ÖZET: 6331 sayılı İş Sağlığı ve Güvenliği Kanunu’nun 14. maddesine aykırılık nedeniyle aynı Kanun’un 26. maddesinin birinci fıkrası (e) bendi uyarınca Sosyal Güvenlik İl Müdürlüğünce verilen idari para cezasının kaldırılması istemiyle açılan davanın, İDARİ YARGI YERİNDE çözümlenmesinin gerek-tiği hk.

     

 

 

 

K  A  R  A  R

 

 

 

             Davacı           : E. Alışveriş Merkezleri Tic. A.Ş.

             Vekili             : Av. M.C.P., Av. P.Y.
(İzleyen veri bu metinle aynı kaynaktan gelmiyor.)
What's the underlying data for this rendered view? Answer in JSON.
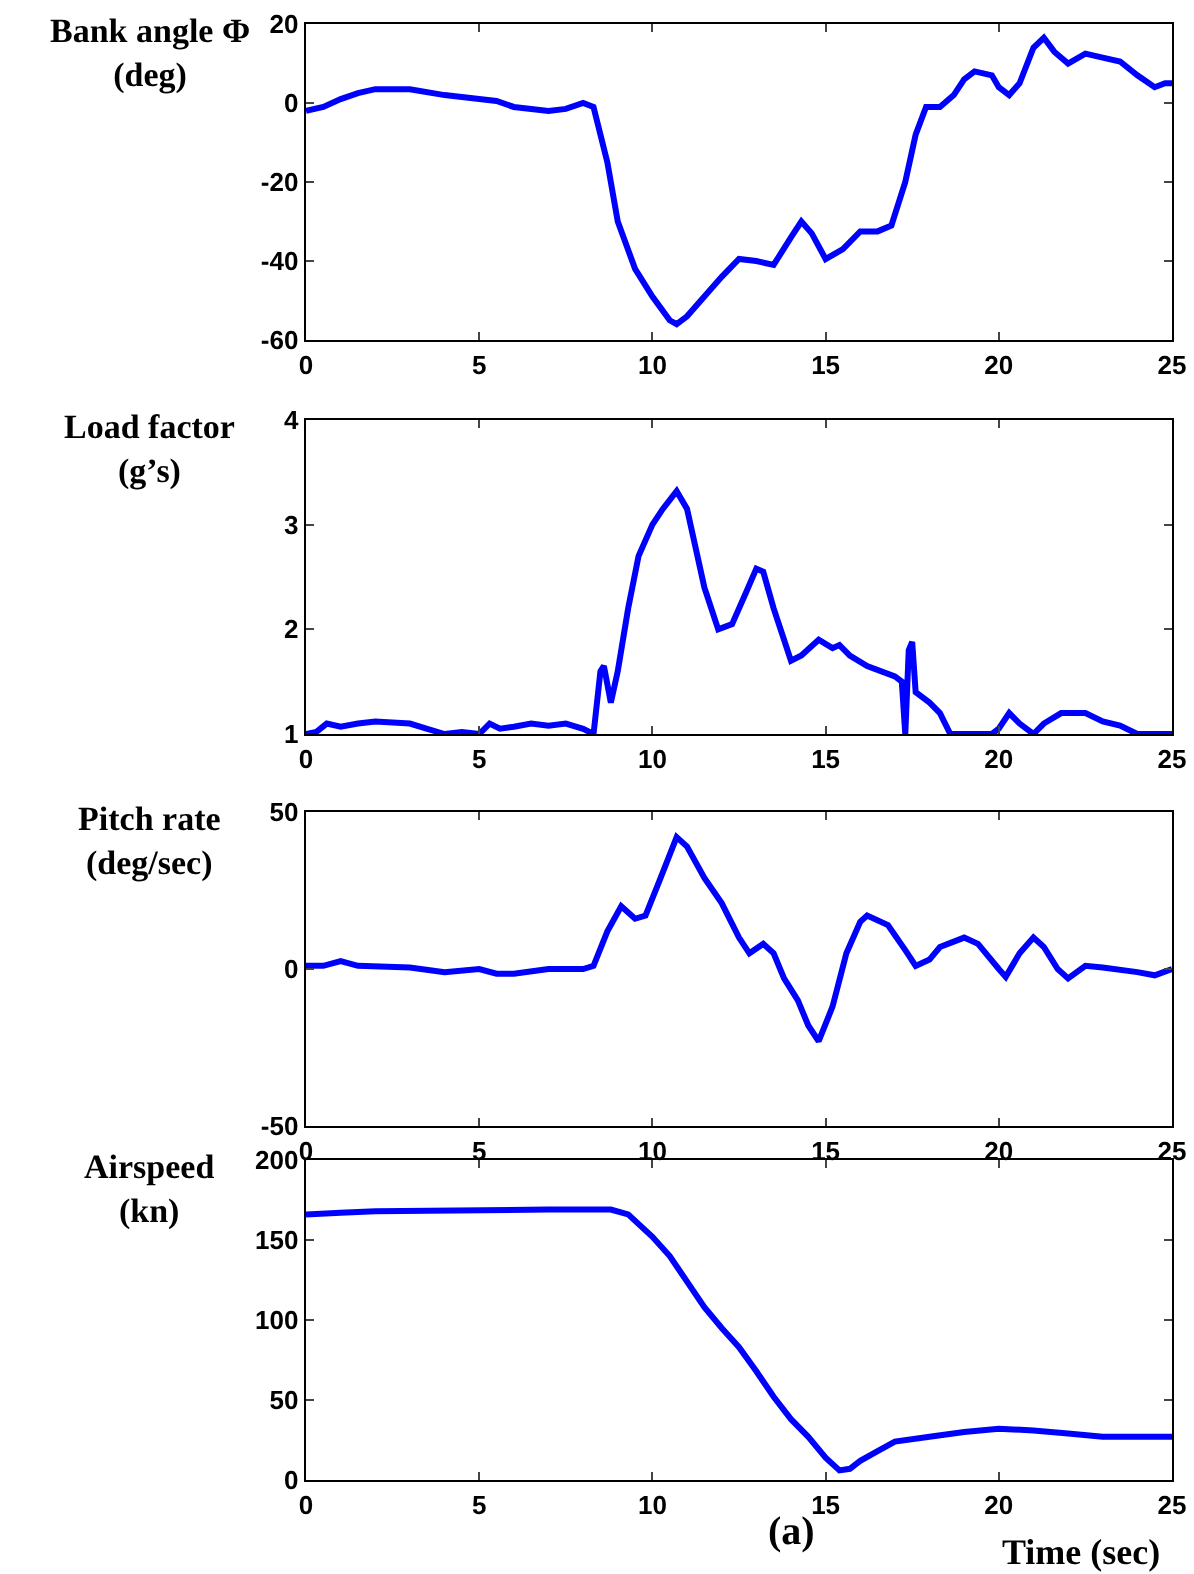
{
  "chart_data": [
    {
      "type": "line",
      "ylabel": "Bank angle Φ\n(deg)",
      "color": "#0000ff",
      "xlim": [
        0,
        25
      ],
      "xticks": [
        0,
        5,
        10,
        15,
        20,
        25
      ],
      "ylim": [
        -60,
        20
      ],
      "yticks": [
        -60,
        -40,
        -20,
        0,
        20
      ],
      "x": [
        0,
        0.5,
        1,
        1.5,
        2,
        3,
        4,
        5,
        5.5,
        6,
        7,
        7.5,
        8,
        8.3,
        8.7,
        9,
        9.5,
        10,
        10.5,
        10.7,
        11,
        11.5,
        12,
        12.5,
        13,
        13.5,
        14,
        14.3,
        14.6,
        15,
        15.5,
        16,
        16.5,
        16.9,
        17.3,
        17.6,
        17.9,
        18.3,
        18.7,
        19,
        19.3,
        19.8,
        20,
        20.3,
        20.6,
        21,
        21.3,
        21.6,
        22,
        22.5,
        23,
        23.5,
        24,
        24.5,
        24.8,
        25
      ],
      "values": [
        -2,
        -1,
        1,
        2.5,
        3.5,
        3.5,
        2,
        1,
        0.5,
        -1,
        -2,
        -1.5,
        0,
        -1,
        -15,
        -30,
        -42,
        -49,
        -55,
        -56,
        -54,
        -49,
        -44,
        -39.5,
        -40,
        -41,
        -34,
        -30,
        -33,
        -39.5,
        -37,
        -32.5,
        -32.5,
        -31,
        -20,
        -8,
        -1,
        -1,
        2,
        6,
        8,
        7,
        4,
        2,
        5,
        14,
        16.5,
        13,
        10,
        12.5,
        11.5,
        10.5,
        7,
        4,
        5,
        5
      ]
    },
    {
      "type": "line",
      "ylabel": "Load factor\n(g’s)",
      "color": "#0000ff",
      "xlim": [
        0,
        25
      ],
      "xticks": [
        0,
        5,
        10,
        15,
        20,
        25
      ],
      "ylim": [
        1,
        4
      ],
      "yticks": [
        1,
        2,
        3,
        4
      ],
      "x": [
        0,
        0.3,
        0.6,
        1,
        1.5,
        2,
        3,
        3.5,
        4,
        4.5,
        5,
        5.3,
        5.6,
        6,
        6.5,
        7,
        7.5,
        8,
        8.3,
        8.5,
        8.6,
        8.8,
        9,
        9.3,
        9.6,
        10,
        10.3,
        10.7,
        11,
        11.5,
        11.9,
        12.3,
        12.7,
        13,
        13.2,
        13.5,
        13.8,
        14,
        14.3,
        14.8,
        15.2,
        15.4,
        15.7,
        16.2,
        17,
        17.2,
        17.3,
        17.4,
        17.5,
        17.6,
        18,
        18.3,
        18.6,
        19.8,
        20,
        20.3,
        20.6,
        21,
        21.3,
        21.8,
        22.5,
        23,
        23.5,
        24,
        25
      ],
      "values": [
        1,
        1.02,
        1.1,
        1.07,
        1.1,
        1.12,
        1.1,
        1.05,
        1,
        1.02,
        1,
        1.1,
        1.05,
        1.07,
        1.1,
        1.08,
        1.1,
        1.05,
        1,
        1.6,
        1.65,
        1.3,
        1.6,
        2.2,
        2.7,
        3,
        3.15,
        3.32,
        3.15,
        2.4,
        2,
        2.05,
        2.35,
        2.58,
        2.55,
        2.2,
        1.9,
        1.7,
        1.75,
        1.9,
        1.82,
        1.85,
        1.75,
        1.65,
        1.55,
        1.5,
        1,
        1.8,
        1.88,
        1.4,
        1.3,
        1.2,
        1,
        1,
        1.05,
        1.2,
        1.1,
        1,
        1.1,
        1.2,
        1.2,
        1.12,
        1.08,
        1,
        1
      ]
    },
    {
      "type": "line",
      "ylabel": "Pitch rate\n(deg/sec)",
      "color": "#0000ff",
      "xlim": [
        0,
        25
      ],
      "xticks": [
        0,
        5,
        10,
        15,
        20,
        25
      ],
      "ylim": [
        -50,
        50
      ],
      "yticks": [
        -50,
        0,
        50
      ],
      "x": [
        0,
        0.5,
        1,
        1.5,
        3,
        4,
        5,
        5.5,
        6,
        7,
        8,
        8.3,
        8.7,
        9.1,
        9.5,
        9.8,
        10.2,
        10.7,
        11,
        11.5,
        12,
        12.5,
        12.8,
        13.2,
        13.5,
        13.8,
        14.2,
        14.5,
        14.8,
        15.2,
        15.6,
        16,
        16.2,
        16.8,
        17.3,
        17.6,
        18,
        18.3,
        19,
        19.4,
        20,
        20.2,
        20.6,
        21,
        21.3,
        21.7,
        22,
        22.5,
        23,
        24,
        24.5,
        25
      ],
      "values": [
        1,
        1,
        2.5,
        1,
        0.5,
        -1,
        0,
        -1.5,
        -1.5,
        0,
        0,
        1,
        12,
        20,
        16,
        17,
        28,
        42,
        39,
        29,
        21,
        10,
        5,
        8,
        5,
        -3,
        -10,
        -18,
        -23,
        -12,
        5,
        15,
        17,
        14,
        6,
        1,
        3,
        7,
        10,
        8,
        0,
        -2.5,
        5,
        10,
        7,
        0,
        -3,
        1,
        0.5,
        -1,
        -2,
        0
      ]
    },
    {
      "type": "line",
      "ylabel": "Airspeed\n(kn)",
      "xlabel": "Time (sec)",
      "annotations": [
        "(a)"
      ],
      "color": "#0000ff",
      "xlim": [
        0,
        25
      ],
      "xticks": [
        0,
        5,
        10,
        15,
        20,
        25
      ],
      "ylim": [
        0,
        200
      ],
      "yticks": [
        0,
        50,
        100,
        150,
        200
      ],
      "x": [
        0,
        1,
        2,
        7,
        8.8,
        9.3,
        10,
        10.5,
        11,
        11.5,
        12,
        12.5,
        13,
        13.5,
        14,
        14.5,
        15,
        15.4,
        15.7,
        16,
        16.5,
        17,
        18,
        19,
        20,
        21,
        22,
        23,
        25
      ],
      "values": [
        166,
        167,
        168,
        169,
        169,
        166,
        152,
        140,
        124,
        108,
        95,
        83,
        68,
        52,
        38,
        27,
        14,
        6,
        7,
        12,
        18,
        24,
        27,
        30,
        32,
        31,
        29,
        27,
        27
      ]
    }
  ]
}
             Davalı            : Sosyal Güvenlik Kurumu Başkanlığı

 Vekili             : Av. C.P.

 

O L A Y        : Sosyal Güvenlik Kurumu Başkanlığı İstanbul Sosyal Güvenlik İl Müdürlüğü Küçükçekmece  Sosyal Güvenlik Merkezinin 27.11.2015 gün ve …../6029552 sayılı işlemi ile, davacı şirkette 13.8.2015 ve 17.9.2015 tarihlerinde meydana gelen, Mümin Çelikler isimli çalışanın yaralanması ile sonuçlanan iş kazalarının, 6331 sayılı İş Sağlığı ve Güvenliği Kanunu’nun 14. maddesinin ikinci fıkrasında belirtilen sürede bildirilmediğinden bahisle, söz konusu Kanun’a aykırılık nedeniyle, aynı Kanun’un 26. maddesinin birinci fıkrası (e) bendi uyarınca davacı şirket adına 9.864,00 TL idari para cezası verildiği davacıya bildirilmiş, davacının itirazı aynı Kurumun 16.12.2015 gün ve 163 sayılı komisyon kararı ile reddedilmiştir.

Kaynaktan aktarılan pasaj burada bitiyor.